Perhaps Midwesterners were not meant to downhill ski. Consider what they've been given: flat terrain, subzero windchills and fickle helpings of a ski weekend's most crucial ingredient. During my first morning at Boyne Mountain Resort in northern Michigan, the server at the ski lodge restaurant pointed to the broad windows that led to the slopes I'd soon be whooshing down. "See those tables out there?" she said, pointing to some metal lawn furniture. "They had three feet of snow on them a couple weeks ago."
Alas, that was before the resort had opened for the winter. Now that the season had officially begun, there wasn't a flake on those tables. A most Midwestern thing had happened: Temperatures rose, the skies dropped rain and the snow vanished. The elements had conspired against Midwest downhill skiing. Again.
But skiing is fun, so we try here in the Midwest. Among the places that try hardest are the Boyne resorts. There are two Boynes: Boyne Mountain and Boyne Highlands, about 30 miles apart, just below Michigan's Upper Peninsula. They provide one of the Midwest's most comprehensive ski experiences, including the sorts of things you'd find at resorts out West: outdoor hot tubs and swimming pools rising with steam, ski-up bars and restaurants, facials and massage, plenty of rooms with wide views of the slopes and, no matter how much nature fights us, snow. Both Boynes spend ample time making it, spitting bright mists into the air from squat, hair dryer-looking machines as often as 24 hours a day.
And so it was that during a recent weekend, even as the terrain around both Boynes sat mostly brown and snow-free, the mountains (or, more accurately, hills) hosted a steady stream of skiers and snowboarders, me among them.
Boyne Mountain was opened in 1948 by Everett Kircher, a ski enthusiast who bought the resort's first 40 acres for $1. He opened with two runs, a small lodge and the region's first chairlift, which Kircher imported from Sun Valley, Idaho. In 1963, he turned what had been a private ski club into Boyne Highlands. The Kircher family still owns and operates both resorts, along with close to a dozen more both West and East, including Big Sky in Montana, Brighton in Utah and Sugarloaf in Maine.
The first thing to know about skiing at the Boynes, or most places in the Midwest, is that it is not skiing out West. It's not even skiing at the better resorts in the East. We just don't have the elevation. Out West, the runs can go on seemingly forever, or at least several miles. Here, they're lucky to reach a mile. But that's OK. It's still fun.
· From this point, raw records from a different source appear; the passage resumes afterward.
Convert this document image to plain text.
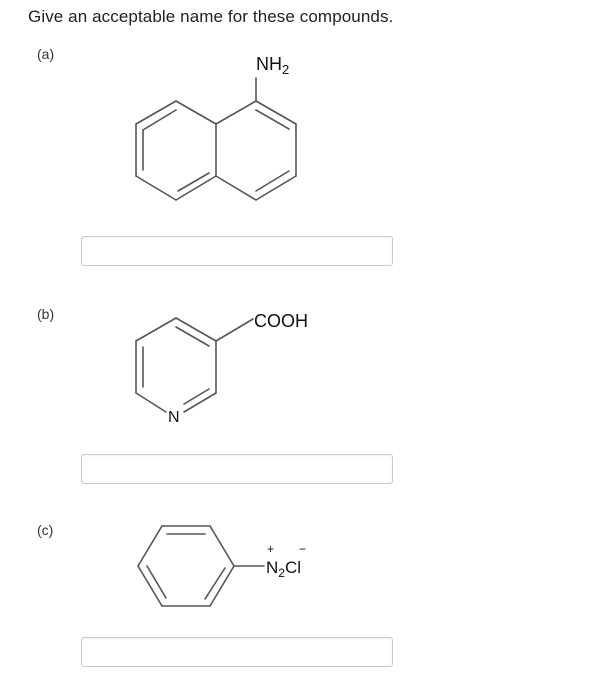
Give an acceptable name for these compounds.
(a)	$NH_2$
(b)
N
COOH
(c)
$N_2Cl$
+ −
The Boynes don't offer a lot of ruggedness or adventure (unless of course you've never skied — in that case the adventure is ample). And the most daunting black-diamond runs here are about on par with challenging blue runs in the West. But ultimately there's no point in comparing. The greatest attraction of skiing in the Midwest is that it is skiing — in the Midwest. No airplane required.
Boyne Highlands
I began at the quieter of the two Boynes. Sitting just north of charming lakeside town (and onetime Ernest Hemingway haunt) Petoskey, Boyne Highlands is a decidedly low-key experience. That was especially the case on a Wednesday and Thursday early in the season. Aside from a group of Midwestern ski instructors working on their certification, the slopes were mostly quiet. Better still was the sun, which had decided to come out.